Era Christopher quien costeaba el teléfono de San Diego, y yo no tenía la menor intención de hacerle pagar por los estallidos de Karen.
Chris no tardó en descubrirlo, precisamente por la cuenta de teléfono. Comprobó la fecha de aquellas llamadas interrumpidas, a veces cinco o seis en una tarde, y me enseñó la factura.
– ¿Karen te ha estado llamando?
Yo no supe negarlo.
– ¿Por qué no me lo dijiste?¿No sabes que puede constituir un delito? -se reclinó en el sofá, con la mandíbula apretada-. Sabe Dios qué te habrá dicho. ¿De qué te hablaba?
– De nada. Colgaba inmediatamente.
Me dirigió una mirada larga, desconfiada.
– No creerás nada de lo que te ha dicho, ¿verdad?
– ¡Claro que no!
Encendió un cigarrillo y fijó la vista en el suelo.
– Está mal -comenzó a contar-. Nunca ha controlado demasiado bien su carácter, pero ahora estoy convencido de que consume de nuevo cocaína.

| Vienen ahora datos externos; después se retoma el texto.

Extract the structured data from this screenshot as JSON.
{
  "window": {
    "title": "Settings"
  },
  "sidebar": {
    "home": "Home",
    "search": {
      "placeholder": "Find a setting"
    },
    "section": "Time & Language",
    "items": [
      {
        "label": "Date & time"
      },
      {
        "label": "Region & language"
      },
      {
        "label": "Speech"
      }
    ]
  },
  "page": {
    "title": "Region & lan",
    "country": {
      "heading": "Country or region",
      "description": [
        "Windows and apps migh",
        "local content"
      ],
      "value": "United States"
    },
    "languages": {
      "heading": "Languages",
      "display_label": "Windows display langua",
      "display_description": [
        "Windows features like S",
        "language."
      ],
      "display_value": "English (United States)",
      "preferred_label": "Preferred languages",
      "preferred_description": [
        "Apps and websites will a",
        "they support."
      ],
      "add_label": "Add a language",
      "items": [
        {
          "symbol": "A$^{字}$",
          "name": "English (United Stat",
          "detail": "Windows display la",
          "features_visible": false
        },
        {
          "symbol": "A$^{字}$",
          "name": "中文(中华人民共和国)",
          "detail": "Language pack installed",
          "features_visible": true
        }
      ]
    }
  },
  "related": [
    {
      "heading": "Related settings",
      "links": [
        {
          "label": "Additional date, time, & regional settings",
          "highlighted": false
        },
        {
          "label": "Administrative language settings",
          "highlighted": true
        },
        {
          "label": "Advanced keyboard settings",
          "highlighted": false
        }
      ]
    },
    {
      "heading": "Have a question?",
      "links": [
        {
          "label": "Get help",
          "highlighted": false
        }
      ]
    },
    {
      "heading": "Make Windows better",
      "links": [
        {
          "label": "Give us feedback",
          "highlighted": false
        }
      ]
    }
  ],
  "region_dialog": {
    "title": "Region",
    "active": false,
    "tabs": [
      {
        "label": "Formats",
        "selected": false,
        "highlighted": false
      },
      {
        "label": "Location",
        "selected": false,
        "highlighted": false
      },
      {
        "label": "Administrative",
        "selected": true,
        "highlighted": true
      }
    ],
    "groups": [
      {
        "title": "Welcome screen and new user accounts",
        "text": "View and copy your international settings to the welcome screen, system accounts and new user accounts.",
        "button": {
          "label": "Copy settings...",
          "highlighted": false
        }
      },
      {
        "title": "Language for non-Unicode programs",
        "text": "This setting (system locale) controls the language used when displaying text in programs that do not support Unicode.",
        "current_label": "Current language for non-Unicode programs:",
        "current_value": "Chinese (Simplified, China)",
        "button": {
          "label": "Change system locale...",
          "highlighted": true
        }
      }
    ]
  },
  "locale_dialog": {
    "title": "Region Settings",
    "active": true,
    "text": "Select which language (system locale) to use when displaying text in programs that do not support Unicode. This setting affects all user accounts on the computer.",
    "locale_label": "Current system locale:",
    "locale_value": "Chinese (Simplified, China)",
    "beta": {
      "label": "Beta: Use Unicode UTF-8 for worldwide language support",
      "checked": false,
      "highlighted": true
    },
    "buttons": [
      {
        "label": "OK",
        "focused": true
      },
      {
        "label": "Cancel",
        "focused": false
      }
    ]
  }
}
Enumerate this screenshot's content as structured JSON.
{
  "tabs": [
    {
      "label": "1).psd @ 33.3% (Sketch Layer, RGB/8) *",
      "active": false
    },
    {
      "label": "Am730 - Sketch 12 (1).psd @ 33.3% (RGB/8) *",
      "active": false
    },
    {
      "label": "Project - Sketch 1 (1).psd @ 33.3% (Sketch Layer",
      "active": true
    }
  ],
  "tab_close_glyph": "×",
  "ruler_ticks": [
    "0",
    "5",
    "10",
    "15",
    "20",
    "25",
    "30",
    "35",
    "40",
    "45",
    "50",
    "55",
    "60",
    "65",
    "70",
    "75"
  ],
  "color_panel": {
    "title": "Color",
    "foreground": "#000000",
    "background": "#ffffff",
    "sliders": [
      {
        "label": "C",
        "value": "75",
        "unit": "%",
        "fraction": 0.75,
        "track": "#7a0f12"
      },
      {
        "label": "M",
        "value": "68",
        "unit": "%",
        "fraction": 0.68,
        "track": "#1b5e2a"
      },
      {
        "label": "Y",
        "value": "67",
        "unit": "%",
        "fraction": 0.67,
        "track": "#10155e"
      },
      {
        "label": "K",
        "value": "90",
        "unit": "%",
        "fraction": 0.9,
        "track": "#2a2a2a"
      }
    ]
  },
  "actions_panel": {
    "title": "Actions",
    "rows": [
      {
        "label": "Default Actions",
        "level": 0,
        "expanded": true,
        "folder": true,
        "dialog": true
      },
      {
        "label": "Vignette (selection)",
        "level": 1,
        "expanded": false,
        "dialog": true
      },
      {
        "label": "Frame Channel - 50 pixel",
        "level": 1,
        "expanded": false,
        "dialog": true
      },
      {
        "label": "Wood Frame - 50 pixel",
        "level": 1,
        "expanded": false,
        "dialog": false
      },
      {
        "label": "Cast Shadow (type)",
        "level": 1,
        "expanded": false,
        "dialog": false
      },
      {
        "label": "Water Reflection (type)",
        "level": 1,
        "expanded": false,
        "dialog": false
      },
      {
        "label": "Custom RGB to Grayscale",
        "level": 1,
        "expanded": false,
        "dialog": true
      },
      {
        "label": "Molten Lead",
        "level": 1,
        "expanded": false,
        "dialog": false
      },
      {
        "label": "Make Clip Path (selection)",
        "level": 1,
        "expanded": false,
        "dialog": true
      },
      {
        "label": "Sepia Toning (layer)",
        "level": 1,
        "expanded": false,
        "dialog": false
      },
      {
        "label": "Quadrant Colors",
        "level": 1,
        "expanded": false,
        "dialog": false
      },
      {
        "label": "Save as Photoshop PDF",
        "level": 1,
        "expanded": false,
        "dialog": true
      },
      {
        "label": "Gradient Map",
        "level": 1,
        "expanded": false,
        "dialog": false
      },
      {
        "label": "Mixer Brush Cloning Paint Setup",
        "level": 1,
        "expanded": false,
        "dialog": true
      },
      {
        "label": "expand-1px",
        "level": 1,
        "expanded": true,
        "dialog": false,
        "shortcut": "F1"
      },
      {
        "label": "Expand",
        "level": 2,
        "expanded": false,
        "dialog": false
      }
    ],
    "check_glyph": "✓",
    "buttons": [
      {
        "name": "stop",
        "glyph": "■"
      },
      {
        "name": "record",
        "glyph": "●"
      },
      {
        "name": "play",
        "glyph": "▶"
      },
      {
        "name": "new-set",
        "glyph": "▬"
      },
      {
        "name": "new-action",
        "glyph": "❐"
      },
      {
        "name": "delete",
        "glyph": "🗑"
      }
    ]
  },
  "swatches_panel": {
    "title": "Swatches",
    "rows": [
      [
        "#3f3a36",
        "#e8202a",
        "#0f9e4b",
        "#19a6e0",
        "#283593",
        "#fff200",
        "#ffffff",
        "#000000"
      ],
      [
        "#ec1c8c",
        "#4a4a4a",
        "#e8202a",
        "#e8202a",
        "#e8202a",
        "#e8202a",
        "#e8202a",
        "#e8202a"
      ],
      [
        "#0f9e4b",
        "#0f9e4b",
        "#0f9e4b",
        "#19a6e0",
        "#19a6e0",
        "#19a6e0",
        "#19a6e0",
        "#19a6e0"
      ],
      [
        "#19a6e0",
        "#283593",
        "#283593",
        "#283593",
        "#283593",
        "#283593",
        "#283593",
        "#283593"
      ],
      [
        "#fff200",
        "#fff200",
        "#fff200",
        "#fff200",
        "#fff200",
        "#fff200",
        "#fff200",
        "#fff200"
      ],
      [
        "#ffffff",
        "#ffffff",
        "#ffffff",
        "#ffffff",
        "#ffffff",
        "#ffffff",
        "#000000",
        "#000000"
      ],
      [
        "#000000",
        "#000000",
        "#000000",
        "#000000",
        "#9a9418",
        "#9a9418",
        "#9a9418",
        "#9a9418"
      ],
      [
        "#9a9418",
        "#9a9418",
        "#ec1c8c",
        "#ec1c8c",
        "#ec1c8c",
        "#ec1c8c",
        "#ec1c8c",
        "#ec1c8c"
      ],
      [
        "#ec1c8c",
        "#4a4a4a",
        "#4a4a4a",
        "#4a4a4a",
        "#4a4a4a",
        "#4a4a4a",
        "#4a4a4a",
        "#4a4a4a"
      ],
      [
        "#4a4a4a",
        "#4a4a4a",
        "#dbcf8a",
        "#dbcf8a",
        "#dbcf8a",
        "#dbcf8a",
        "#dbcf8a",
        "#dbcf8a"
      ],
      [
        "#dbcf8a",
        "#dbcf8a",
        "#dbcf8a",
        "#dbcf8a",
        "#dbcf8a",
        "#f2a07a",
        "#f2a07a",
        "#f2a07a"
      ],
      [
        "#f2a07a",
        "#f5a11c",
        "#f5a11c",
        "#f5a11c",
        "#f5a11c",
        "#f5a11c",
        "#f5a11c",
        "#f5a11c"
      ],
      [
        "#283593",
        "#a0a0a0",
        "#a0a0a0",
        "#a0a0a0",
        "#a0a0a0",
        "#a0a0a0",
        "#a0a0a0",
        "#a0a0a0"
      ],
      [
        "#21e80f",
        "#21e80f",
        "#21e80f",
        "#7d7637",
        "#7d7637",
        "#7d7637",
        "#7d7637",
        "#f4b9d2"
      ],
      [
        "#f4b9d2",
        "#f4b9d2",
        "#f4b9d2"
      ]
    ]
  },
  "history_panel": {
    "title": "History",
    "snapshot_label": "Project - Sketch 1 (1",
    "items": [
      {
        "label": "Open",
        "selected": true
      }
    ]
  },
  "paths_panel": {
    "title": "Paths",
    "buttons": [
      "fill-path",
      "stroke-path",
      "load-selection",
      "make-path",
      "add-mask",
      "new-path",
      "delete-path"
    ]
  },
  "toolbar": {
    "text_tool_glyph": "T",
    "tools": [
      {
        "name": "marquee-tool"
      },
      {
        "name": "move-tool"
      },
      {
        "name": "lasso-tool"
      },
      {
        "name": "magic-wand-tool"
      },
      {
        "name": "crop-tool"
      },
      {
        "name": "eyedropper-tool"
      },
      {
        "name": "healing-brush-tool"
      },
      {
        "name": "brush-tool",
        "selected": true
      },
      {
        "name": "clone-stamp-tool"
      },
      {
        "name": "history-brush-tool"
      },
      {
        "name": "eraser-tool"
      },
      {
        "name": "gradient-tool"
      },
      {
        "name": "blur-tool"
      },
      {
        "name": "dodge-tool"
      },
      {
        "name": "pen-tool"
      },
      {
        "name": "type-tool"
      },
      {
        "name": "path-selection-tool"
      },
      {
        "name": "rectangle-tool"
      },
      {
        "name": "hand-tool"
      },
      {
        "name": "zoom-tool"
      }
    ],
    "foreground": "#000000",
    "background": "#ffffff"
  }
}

Comenzó a trabajar para un gimnasio, y al parecer lo hacía bien. Hay mucha demanda en la ciudad. Si fuera un poco más lista, podría colocarse en una agencia de modelos. En San Diego sobran aspirantes a modelos, y falta gente que les enseñe cómo llegar. Y a Karen se le da bien tratar con la gente joven, y aunque no es muy paciente, podría ser una buena asesora. ¿Te asustaste?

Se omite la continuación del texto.